"Kenzieee!" teriak Aurel dan Yana begitu memasuki kelas.
"Lo gila ya?" Tuding Aurel begitu saja.
"Lo kali yang gila!" Kenzie berujar dengan nada datar khasnya.
"Elah Zie, kita udah liat tau!" sahut Yana.
"Liat apa?"
"Liat lo ngobrol sama Kenny."
"Lo salah liat kali, gw gak pernah ngobrol sama yang namanya Kenny!" Nada ucapannya masih sama.
"Jelas-jelas kita tadi lihat lo ngobrol sama Kenny Zie!" Aurel menekankan.
"Jangan bilang lo gak tahu siapa Kenny Zie?" tebak Yana.
"Tahu. Itu yang sering kalian bicarain kan? Gw gak ngobrol sama dia." Kenzie tetap kekeuh dengan jawabannya. Atau lebih tepatnya Kenzie memang tidak tahu kalau yang tadi dia tabrak adalah Kenny si cowok populer itu.
"Kayaknya lo kelamaan bertapa Zie!" Aurel menatap Kenzie tak habis pikir.
"Kita lihat tadi Zie, lo ngobrol sama Kenny di koridor. Jangan bilang lo ngelak lagi! Mata kita masih sehat, asal lo tahu!" Gemas sekali Yana melihat Kenzie.
"Ohh itu, mana gw tahu dia Kenny." Kenzie berujar santai. Sikapnya biasa saja.
Helaan napas terdengar dari dua temannya. Ternyata selama ini mereka sering membicarakan Kenny, Kenzie tidak benar-benar tahu yang mana orangnya?
Padahal sudah sering sekali nama itu disebut-sebut seantero sekolah. Bagaimana bisa Kenzie tidak tahu?
Sepertinya kadar kecuekannya melebihi dinginnya Kutub utara. Tidak peduli sependiam atau secuek apapun seseorang setidaknya mereka harus mengetahui sekitar bukan?
"Na! Kayaknya kita harus bawa Kenzie piknik deh."
"Iya Rel, khawatir gw!"
Yang ada Kenzie heran menatap bergantian Aurel dan Yana. "Kenapa?"
"Main lo kurang jauh!" Kompak keduanya berseru tepat didepan wajah Kenzie.
"Kampret lo berdua!" umpat Kenzie.
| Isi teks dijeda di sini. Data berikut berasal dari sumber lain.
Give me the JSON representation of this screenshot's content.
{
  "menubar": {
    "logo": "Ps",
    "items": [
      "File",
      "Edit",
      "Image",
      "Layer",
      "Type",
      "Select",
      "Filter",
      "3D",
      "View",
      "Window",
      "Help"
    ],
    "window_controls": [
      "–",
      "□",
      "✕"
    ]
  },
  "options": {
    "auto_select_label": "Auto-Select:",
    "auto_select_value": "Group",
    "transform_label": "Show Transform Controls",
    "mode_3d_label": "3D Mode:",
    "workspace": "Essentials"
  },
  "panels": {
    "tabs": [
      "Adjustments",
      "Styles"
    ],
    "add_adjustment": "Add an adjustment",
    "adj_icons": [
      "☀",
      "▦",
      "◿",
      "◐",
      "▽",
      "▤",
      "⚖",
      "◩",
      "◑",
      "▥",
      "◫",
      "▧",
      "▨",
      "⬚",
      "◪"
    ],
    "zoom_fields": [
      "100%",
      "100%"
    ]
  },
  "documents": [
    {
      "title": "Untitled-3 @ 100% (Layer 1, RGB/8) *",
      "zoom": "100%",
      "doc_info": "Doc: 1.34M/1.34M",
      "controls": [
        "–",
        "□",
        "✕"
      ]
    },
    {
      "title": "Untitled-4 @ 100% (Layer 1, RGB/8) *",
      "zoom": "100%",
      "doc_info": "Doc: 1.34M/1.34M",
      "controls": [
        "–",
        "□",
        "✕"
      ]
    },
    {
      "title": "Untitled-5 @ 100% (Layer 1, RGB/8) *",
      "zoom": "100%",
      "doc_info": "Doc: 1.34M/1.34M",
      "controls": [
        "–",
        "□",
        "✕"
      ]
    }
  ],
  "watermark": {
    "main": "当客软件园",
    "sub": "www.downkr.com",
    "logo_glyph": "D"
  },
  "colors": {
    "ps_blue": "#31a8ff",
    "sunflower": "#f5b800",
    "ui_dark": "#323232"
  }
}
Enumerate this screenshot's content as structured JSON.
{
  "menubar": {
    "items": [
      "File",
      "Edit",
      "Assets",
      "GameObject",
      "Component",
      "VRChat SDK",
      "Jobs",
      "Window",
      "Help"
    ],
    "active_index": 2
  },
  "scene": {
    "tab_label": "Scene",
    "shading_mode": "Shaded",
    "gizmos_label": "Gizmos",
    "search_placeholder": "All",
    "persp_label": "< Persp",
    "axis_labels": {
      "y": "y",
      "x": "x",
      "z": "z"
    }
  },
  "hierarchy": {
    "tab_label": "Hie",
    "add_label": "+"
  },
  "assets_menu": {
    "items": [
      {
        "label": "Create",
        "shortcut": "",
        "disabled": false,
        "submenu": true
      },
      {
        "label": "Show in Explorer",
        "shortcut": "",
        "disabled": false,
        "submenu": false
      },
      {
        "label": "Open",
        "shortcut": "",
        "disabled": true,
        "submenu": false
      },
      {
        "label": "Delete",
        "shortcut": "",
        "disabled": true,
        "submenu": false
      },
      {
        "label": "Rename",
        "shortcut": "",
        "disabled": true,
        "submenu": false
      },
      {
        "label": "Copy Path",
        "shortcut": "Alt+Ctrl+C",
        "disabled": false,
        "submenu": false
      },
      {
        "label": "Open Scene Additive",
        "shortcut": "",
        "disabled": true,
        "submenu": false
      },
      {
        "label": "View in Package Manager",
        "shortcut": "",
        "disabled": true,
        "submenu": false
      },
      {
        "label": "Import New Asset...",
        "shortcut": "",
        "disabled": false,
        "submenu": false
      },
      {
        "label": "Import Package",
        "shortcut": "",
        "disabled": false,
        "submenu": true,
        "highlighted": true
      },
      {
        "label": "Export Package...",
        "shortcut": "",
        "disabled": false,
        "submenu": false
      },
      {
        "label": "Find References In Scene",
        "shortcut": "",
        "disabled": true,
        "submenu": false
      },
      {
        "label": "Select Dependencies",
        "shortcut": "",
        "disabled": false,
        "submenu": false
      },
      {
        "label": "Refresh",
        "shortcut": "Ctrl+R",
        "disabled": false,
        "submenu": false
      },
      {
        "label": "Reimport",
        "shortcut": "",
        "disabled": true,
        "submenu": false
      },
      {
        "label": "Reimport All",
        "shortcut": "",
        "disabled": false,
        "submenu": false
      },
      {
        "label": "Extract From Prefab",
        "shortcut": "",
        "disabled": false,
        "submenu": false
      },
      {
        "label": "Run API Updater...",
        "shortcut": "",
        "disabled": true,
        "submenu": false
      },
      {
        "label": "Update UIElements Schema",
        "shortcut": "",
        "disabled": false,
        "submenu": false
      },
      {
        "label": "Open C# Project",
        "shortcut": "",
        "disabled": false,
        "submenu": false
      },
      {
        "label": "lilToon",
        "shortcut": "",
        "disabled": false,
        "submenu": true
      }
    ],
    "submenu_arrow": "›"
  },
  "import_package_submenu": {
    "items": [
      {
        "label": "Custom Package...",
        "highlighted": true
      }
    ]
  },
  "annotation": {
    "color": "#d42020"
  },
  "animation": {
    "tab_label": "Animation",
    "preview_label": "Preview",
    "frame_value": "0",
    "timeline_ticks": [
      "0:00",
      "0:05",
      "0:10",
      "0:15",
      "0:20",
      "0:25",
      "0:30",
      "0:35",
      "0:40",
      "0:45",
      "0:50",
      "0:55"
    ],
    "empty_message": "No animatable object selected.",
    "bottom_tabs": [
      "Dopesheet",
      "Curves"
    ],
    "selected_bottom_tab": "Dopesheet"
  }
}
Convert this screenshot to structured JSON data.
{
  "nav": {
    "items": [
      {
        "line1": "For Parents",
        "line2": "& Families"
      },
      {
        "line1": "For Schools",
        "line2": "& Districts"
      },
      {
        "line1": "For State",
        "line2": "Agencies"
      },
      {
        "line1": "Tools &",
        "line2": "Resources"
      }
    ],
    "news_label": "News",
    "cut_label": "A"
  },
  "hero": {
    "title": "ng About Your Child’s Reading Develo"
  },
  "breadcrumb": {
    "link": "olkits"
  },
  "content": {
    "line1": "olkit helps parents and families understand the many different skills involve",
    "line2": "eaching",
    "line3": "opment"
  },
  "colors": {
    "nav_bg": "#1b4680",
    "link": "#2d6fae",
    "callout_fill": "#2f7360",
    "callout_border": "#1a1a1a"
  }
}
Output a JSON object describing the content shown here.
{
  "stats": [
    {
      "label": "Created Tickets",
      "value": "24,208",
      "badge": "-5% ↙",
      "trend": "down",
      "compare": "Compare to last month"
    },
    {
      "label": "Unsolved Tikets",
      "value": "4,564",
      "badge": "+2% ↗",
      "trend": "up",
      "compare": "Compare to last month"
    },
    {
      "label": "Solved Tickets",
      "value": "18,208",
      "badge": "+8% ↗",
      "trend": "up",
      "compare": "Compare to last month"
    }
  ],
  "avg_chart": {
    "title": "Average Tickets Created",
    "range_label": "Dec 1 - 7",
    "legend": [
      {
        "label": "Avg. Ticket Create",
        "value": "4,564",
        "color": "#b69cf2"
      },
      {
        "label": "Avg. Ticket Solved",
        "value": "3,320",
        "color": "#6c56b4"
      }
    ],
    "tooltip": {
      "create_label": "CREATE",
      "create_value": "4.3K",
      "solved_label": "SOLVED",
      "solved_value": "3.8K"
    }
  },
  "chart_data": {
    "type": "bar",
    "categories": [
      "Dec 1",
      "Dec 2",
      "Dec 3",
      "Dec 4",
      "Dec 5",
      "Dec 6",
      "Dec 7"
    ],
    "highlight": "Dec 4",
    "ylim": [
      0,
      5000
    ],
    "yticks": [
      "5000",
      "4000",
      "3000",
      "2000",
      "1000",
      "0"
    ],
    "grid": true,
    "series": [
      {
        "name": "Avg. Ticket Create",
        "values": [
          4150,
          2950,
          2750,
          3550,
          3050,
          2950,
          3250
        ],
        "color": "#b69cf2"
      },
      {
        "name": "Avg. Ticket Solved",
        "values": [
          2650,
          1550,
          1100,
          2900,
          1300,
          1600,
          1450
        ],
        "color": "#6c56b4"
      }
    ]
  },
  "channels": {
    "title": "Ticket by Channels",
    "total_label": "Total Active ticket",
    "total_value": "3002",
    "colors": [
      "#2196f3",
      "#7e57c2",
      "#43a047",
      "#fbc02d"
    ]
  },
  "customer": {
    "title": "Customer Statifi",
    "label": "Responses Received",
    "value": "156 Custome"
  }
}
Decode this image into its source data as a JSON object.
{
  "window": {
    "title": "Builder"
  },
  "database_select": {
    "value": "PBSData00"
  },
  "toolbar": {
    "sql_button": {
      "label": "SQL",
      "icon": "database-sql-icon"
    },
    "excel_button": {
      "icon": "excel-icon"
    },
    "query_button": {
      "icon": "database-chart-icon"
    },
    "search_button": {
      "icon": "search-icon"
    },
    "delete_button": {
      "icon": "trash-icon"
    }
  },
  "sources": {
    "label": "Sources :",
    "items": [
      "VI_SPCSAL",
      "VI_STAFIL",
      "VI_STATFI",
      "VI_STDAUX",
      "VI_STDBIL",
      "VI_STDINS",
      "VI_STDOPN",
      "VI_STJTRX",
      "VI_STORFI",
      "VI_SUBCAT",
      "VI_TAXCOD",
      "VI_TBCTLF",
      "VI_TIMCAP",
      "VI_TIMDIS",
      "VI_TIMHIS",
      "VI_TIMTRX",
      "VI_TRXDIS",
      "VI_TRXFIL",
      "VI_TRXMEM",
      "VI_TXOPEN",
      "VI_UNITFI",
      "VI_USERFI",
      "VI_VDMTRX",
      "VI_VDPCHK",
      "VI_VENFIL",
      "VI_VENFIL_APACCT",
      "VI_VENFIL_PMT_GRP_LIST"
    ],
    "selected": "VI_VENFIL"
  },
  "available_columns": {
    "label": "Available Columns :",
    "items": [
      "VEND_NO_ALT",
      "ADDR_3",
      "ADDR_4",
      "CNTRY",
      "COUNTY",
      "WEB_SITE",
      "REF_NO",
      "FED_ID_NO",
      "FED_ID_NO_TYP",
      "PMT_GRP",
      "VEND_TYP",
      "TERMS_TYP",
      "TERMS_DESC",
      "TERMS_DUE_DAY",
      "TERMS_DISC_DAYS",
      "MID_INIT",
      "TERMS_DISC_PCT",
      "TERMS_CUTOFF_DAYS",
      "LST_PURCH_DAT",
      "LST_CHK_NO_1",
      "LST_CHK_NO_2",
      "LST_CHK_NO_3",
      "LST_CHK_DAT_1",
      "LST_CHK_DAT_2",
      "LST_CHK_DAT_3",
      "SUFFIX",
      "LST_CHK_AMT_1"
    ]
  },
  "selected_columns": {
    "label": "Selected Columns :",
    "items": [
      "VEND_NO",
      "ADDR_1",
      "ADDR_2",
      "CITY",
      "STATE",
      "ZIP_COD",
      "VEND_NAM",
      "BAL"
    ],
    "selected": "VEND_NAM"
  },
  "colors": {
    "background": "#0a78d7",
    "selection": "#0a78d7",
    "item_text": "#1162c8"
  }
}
Aurel dan Yana sama-sama duduk didepan meja Kenzie, mumpung si pemilik tempat sebenarnya belum ada disini.
"Gw tahu Zie kalo lo itu cuek, tapi setidaknya lo harus tahu sesuatu yang terjadi disekitar lo. Yah walaupun pada akhirnya lo juga bakal cuek, gak peduli. Tapi itu cukup buat lo bisa menghargai." Perkataan Aurel terdengar bijak hingga membuat Kenzie terdiam sejenak memikirkannya.
Kenzie menutup bukunya. Menatap Aurel. "Gw bukannya gak peduli sama sekitar gw, gw cuma mengabaikan sesuatu yang gw anggep kurang penting untuk diketahui."
"Gak penting bukan berarti gak berguna Zie. Sesekali kita harus tahu sesuatu yang gak penting sekalipun. Nih ya gw kasih tahu, contohnya lo lagi jalan, terus ternyata lo papasan sama kucing tapi lo abai, eh tiba-tiba lo ketemu sama orang yang lagi nyari kucingnya. Gara-gara lo nganggepnya gak penting jadi lo gak tahu kucing itu bulunya kek gimana, ciri-cirinya kek apa, terus gimana bisa lo tahu itu kucing yang dicari sama orang tadi?" Aurel berhenti sejenak. Lantas berujar lagi, "Sesuatu yang lo anggap gak penting bisa jadi berguna buat orang lain."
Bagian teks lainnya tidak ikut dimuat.